Par ses dernières conclusions enregistrées le 3 janvier 2018 selon deux jeux distincts pour chacune des instances, M. [O] sollicite de la cour qu'elle :
confirme le jugement déféré en ce qu'il a rejeté les demandes formulées par la société Sécurité protection,
ordonne la jonction des procédures 17/5119 et 17/5121,
infirme le jugement déféré en ce qu'il a rejeté ses demandes et, statuant à nouveau:
condamne la société Sécurité protection au paiement des sommes suivantes:
30 000 euros à titre de dommages et intérêts pour harcèlement moral,
30 000 euros à titre de dommages et intérêts pour non-respect de l'obligation de sécurité de résultat,
30 000 euros à titre de dommages et intérêts pour perte d'emploi,
1 416,41 euros à titre d'indemnité compensatrice de préavis outre 141,64 euros au titre des congés payés afférents,
4 000 euros au titre de l'article 700 du code de procédure civile outre les dépens
rejette les demandes formulées par la société Sécurité protection.
Aux termes de ses dernières conclusions du 22 novembre 2017, déposées en deux jeux distincts pour chacune des instances, la société Sécurité protection sollicite de la cour qu'elle :
infirme le jugement déféré en ce qu'il a rejeté ses demandes et, statuant à nouveau, condamne M. [O] au paiement des sommes suivantes :
10 000 euros à titre de dommages et intérêts pour procédure abusive sur le fondement des articles 32-1 du code de procédure civile et 1382 du code civil,
23 938,62 euros à titre de restitution de salaires et charges indûment perçus suite aux décisions administratives définitives par application conjuguée des articles 1302-1, 1217 et 1231-1 du code civil,
5 000 euros sur le fondement de l'article 700 du code de procédure civile outre les dépens,
confirme le jugement déféré pour le surplus, en ce qu'il a rejeté les demande formulées par M. [O],
rejette les demandes formulées par M. [O],
L'ordonnance de clôture a été rendue le 9 octobre 2019
Pour un plus ample exposé des faits, des prétentions et des moyens des parties, il y a lieu de se référer au jugement entrepris et aux conclusions déposées.
MOTIF DE LA DECISION
Sur la jonction des procédures RG n° 17/05119 et RG n° 17/05121
Conformément à la demande des parties, la jonction de ces deux instances sera ordonnée dans un souci de bonne administration de la justice.

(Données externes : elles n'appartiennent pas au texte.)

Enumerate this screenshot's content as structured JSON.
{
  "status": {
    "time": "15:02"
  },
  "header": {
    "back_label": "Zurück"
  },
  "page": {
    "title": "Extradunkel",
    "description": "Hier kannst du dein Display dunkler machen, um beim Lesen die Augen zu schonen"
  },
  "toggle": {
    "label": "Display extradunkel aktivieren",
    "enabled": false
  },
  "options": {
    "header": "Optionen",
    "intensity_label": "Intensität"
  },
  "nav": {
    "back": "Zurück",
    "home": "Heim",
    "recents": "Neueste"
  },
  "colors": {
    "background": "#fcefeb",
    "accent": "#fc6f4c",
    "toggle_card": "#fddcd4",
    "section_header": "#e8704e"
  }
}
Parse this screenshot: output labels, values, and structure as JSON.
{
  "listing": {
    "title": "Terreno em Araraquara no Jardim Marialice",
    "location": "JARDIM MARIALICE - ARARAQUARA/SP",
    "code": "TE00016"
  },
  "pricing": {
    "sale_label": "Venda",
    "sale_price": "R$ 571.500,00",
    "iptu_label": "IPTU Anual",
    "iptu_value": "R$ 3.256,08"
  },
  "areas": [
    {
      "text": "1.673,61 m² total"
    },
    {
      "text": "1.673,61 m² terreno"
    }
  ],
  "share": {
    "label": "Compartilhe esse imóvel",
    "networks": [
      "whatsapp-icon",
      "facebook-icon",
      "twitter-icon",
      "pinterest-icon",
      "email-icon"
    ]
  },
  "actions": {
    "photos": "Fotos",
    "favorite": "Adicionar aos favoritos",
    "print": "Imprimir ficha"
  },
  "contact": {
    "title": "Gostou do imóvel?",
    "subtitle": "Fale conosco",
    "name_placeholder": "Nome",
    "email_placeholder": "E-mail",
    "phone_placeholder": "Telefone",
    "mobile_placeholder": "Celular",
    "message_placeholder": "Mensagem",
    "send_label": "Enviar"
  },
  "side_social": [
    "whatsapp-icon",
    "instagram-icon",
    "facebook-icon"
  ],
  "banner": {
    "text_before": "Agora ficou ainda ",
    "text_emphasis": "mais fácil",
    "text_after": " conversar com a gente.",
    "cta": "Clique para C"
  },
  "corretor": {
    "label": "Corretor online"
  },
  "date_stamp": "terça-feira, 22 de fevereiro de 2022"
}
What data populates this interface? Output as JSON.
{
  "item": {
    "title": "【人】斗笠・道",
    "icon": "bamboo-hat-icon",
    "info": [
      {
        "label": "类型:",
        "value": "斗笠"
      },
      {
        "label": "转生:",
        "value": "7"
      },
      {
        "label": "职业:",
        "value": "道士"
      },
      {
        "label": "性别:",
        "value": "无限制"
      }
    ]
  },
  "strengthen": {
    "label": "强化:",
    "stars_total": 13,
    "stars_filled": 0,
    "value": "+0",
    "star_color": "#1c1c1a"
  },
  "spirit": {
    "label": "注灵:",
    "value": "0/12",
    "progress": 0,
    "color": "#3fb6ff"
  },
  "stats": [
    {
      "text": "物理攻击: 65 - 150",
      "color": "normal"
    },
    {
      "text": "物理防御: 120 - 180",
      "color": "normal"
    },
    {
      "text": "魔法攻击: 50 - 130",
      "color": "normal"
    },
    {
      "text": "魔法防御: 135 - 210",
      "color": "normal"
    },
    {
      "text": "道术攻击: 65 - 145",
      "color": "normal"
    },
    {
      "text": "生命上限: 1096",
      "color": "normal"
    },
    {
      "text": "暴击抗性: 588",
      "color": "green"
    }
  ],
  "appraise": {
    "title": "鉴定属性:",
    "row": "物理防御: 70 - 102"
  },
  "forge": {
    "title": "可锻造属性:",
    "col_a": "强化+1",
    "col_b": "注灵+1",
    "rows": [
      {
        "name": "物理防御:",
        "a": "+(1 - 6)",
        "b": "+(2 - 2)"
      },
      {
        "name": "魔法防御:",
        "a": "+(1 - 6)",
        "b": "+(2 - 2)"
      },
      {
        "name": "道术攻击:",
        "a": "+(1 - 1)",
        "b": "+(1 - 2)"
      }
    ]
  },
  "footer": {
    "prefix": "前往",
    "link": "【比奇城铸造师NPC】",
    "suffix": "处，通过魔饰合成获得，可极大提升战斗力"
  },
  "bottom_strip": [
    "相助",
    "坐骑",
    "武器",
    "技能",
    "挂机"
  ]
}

Sur la compétence du conseil de prud'hommes
L'employeur soutient qu'en vertu du principe de séparation des pouvoirs, le conseil de prud'hommes ne peut pas se prononcer sur le licenciement de M. [O] que le juge administratif a définitivement validé. En outre, conclut-il, le salarié ne saurait se prévaloir de la décision de refus de le licencier prise par l'inspecteur du travail dés lors que celle-ci a été annulée définitivement par le juge administratif.
Il est de principe que dans le cas où une demande d'autorisation de licenciement d'un salarié protégé est motivée par son inaptitude physique, il appartient à l'administration du travail de vérifier que l'inaptitude physique du salarié est réelle et justifie son licenciement ; il ne lui appartient pas en revanche, dans l'exercice de ce contrôle, de rechercher la cause de cette inaptitude, y compris dans le cas où la faute invoquée résulte d'un harcèlement moral dont l'effet, serait la nullité de la rupture du contrat de travail ; ce faisant, l'autorisation de licenciement donnée par l'inspecteur du travail ne fait pas obstacle à ce que le salarié fasse valoir devant les juridictions judiciaires tous les droits résultant de l'origine de l'inaptitude lorsqu'il l'attribue à un manquement de l'employeur à ses obligations.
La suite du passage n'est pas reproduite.